I can prove that you didn’t see it. You couldn’t have been out on your balcony. The plane trees were pollinating and anyone will confirm to the police what happens if you so much as open a window when the pollen’s flying about. But when they first saw you, you showed no traces of any allergic reaction. I know, because I’d just seen you myself.

“Besides, they couldn’t touch me. I’ve been ‘put in peril,’ as they say— autre fois acquit is the legal name for it. Once acquitted I can’t be tried again for the same crime. I could shout from the housetops that I’d killed her and still be safe.”

“And live with that reputation?”

“Well, of course I wouldn’t say I’d been guilty — which anyway, as I keep telling you, I wasn’t. I’d still claim it had been an accident.

But you would be in the soup.”

“I see.” She pondered it long and carefully, still staring, but unseeingly now, at her sad reflection in the glass. “You thought all this out from the very first, didn’t you? In detail, from the very first?”

“Quite a nice little bit of opportunism,” he suggested, proud of it.

“All that about the publicity? The blood deliberately smeared on the poker? Yes, I see. You had to give them something, you had to get yourself accused and charged, you had to be tried and acquitted before it was safe to accuse me. Two purposes to my perjury: first to supply the evidence that would set you free and second to make me vulnerable to blackmail.” She said almost curiously, almost as though she were humbled for him rather than for herself, “Did you never even like me?”

“I didn’t mind you,” he said indifferently. “But as for marrying you — I think I’m a trifle more particular than that.” And he picked up her handbag, helped himself to the thick wad of banknotes there, stuffed them loosely into his wallet, tucked the wallet away. “Just a very, very small beginning, my dear,” he said.

“I won’t even ask how much you’re demanding. You’ll be back again and again and again of course, won’t you?

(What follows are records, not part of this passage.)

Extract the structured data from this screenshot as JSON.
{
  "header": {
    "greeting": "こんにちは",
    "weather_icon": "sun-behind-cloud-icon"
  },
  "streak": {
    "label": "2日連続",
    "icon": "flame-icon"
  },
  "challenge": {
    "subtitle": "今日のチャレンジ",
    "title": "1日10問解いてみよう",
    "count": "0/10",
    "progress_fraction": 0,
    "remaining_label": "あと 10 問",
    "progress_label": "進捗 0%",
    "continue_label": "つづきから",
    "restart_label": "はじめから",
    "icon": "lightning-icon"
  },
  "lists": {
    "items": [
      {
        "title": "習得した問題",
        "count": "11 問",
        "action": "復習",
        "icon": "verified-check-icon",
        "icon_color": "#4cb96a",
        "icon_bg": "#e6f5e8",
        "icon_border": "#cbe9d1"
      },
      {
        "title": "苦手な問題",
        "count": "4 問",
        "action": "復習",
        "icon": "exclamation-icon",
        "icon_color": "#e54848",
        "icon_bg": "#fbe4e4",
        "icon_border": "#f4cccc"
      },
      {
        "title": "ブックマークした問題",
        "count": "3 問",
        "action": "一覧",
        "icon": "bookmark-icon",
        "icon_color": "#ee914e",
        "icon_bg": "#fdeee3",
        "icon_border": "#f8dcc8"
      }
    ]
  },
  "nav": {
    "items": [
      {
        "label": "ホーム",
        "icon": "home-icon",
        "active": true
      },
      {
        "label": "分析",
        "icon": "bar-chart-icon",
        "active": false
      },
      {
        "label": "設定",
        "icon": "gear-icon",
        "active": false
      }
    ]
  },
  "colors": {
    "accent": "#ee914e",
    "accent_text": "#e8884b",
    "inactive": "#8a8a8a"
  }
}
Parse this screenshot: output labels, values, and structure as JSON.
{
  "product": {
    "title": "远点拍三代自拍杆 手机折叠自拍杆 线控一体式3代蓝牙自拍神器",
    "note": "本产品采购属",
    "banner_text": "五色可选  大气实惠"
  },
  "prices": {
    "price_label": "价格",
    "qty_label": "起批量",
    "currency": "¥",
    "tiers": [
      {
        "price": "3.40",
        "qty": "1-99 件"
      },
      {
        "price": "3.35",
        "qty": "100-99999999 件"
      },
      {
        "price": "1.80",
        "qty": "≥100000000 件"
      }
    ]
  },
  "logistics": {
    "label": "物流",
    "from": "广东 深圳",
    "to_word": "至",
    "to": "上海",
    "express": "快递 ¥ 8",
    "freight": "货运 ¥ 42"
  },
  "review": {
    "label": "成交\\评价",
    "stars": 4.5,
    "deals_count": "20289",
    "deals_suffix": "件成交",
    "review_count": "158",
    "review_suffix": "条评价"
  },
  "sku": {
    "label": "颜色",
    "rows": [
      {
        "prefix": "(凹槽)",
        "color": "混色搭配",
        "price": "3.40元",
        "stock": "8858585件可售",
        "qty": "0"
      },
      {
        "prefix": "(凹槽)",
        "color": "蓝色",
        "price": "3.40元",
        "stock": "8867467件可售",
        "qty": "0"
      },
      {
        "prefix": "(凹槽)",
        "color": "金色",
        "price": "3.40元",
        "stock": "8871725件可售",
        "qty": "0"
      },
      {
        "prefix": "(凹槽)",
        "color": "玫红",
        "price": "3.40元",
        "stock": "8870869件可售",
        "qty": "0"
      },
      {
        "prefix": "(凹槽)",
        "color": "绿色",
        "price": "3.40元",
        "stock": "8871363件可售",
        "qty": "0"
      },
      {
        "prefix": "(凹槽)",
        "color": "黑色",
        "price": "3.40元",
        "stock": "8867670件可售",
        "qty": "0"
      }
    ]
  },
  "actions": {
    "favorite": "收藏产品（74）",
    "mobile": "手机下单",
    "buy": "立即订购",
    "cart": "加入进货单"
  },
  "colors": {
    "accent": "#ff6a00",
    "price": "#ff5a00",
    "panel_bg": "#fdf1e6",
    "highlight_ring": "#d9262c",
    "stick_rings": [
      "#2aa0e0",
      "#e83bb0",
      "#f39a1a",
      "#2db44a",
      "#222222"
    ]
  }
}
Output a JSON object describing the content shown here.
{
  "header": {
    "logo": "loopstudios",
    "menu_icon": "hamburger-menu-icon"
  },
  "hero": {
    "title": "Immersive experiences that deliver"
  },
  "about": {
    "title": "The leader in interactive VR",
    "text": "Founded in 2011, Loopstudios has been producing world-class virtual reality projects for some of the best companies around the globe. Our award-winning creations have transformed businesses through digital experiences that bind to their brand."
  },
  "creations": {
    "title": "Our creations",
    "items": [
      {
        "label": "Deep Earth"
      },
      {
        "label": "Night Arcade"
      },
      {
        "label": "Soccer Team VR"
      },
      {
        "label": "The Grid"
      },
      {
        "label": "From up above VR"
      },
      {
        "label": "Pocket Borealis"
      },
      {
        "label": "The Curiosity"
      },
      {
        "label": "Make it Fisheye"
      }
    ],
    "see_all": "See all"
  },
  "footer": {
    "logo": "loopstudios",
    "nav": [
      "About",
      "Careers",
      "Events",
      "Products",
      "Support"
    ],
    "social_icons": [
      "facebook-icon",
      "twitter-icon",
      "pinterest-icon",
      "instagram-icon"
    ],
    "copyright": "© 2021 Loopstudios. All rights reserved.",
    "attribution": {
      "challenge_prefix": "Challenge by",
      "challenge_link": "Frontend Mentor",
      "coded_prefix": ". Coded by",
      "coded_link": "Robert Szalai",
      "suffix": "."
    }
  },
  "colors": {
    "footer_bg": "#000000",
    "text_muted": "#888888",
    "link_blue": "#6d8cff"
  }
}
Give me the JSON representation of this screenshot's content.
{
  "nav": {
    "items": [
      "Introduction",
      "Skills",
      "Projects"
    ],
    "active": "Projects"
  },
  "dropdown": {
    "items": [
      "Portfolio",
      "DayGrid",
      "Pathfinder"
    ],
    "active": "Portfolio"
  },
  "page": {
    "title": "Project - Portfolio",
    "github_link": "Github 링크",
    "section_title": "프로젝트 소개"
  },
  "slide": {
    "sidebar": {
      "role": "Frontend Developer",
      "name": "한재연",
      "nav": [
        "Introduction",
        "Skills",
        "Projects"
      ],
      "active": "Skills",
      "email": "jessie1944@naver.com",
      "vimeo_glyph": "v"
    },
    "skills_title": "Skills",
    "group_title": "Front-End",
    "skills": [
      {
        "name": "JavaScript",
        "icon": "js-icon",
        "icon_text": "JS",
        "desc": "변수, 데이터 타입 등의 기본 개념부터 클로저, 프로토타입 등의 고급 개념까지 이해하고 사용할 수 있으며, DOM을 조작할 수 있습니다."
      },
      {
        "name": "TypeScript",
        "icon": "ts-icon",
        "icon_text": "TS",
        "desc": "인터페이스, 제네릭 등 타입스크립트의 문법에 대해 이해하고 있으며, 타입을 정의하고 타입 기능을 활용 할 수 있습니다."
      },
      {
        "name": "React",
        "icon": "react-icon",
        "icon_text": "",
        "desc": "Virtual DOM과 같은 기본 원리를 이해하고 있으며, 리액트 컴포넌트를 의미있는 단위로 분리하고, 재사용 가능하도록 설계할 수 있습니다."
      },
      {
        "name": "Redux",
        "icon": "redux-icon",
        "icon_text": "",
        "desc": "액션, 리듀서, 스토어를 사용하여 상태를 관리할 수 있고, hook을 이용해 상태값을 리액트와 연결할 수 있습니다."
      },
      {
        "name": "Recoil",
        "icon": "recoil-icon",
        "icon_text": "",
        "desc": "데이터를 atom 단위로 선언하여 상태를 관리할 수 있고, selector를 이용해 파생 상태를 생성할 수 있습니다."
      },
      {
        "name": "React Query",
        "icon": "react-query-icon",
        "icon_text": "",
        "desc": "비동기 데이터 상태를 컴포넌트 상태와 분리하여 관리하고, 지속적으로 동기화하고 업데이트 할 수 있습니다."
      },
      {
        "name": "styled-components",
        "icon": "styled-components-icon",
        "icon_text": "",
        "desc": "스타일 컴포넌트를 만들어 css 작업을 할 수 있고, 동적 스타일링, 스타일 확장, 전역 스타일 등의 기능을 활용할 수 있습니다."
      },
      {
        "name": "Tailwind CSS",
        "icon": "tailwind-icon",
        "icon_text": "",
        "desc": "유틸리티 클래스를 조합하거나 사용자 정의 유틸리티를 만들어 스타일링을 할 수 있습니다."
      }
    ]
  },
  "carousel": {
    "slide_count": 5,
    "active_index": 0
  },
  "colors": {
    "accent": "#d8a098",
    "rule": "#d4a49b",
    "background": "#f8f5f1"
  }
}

But by way of a start—?”

“Make it ten thousand,” he said. “You can get that much quickly.”

He smiled at her with cruel and ugly triumph. “And I need it quickly — for my honeymoon,” he said.

Clever and quick. Clever not even to have to ask the name, to have summed it all up in one bright intuitive flash. And quick. The poker with its round brass knob lay there on the fender. She snatched it up — and struck.

Trudi burst open the door, darted forward from her listening post, slowed, then came smoothly the rest of the way and knelt beside him. For what seemed a long, long time they both stared down as only a few short months ago Raymond Gray himself had looked down at the dead body of his wife. It was his turn now.

Rosa’s fat white arms retained something, it seemed, of their once splendid muscle; long-ago anatomical training had suggested the most susceptible spot. The heavy ball of the poker had smashed to a cobweb of fractures Raymond’s delicate temple bone.

Trudi moved. With a small sick grimace she shifted Raymond’s head a little way, so that the wound lay crushed against the round brass knob of the fender.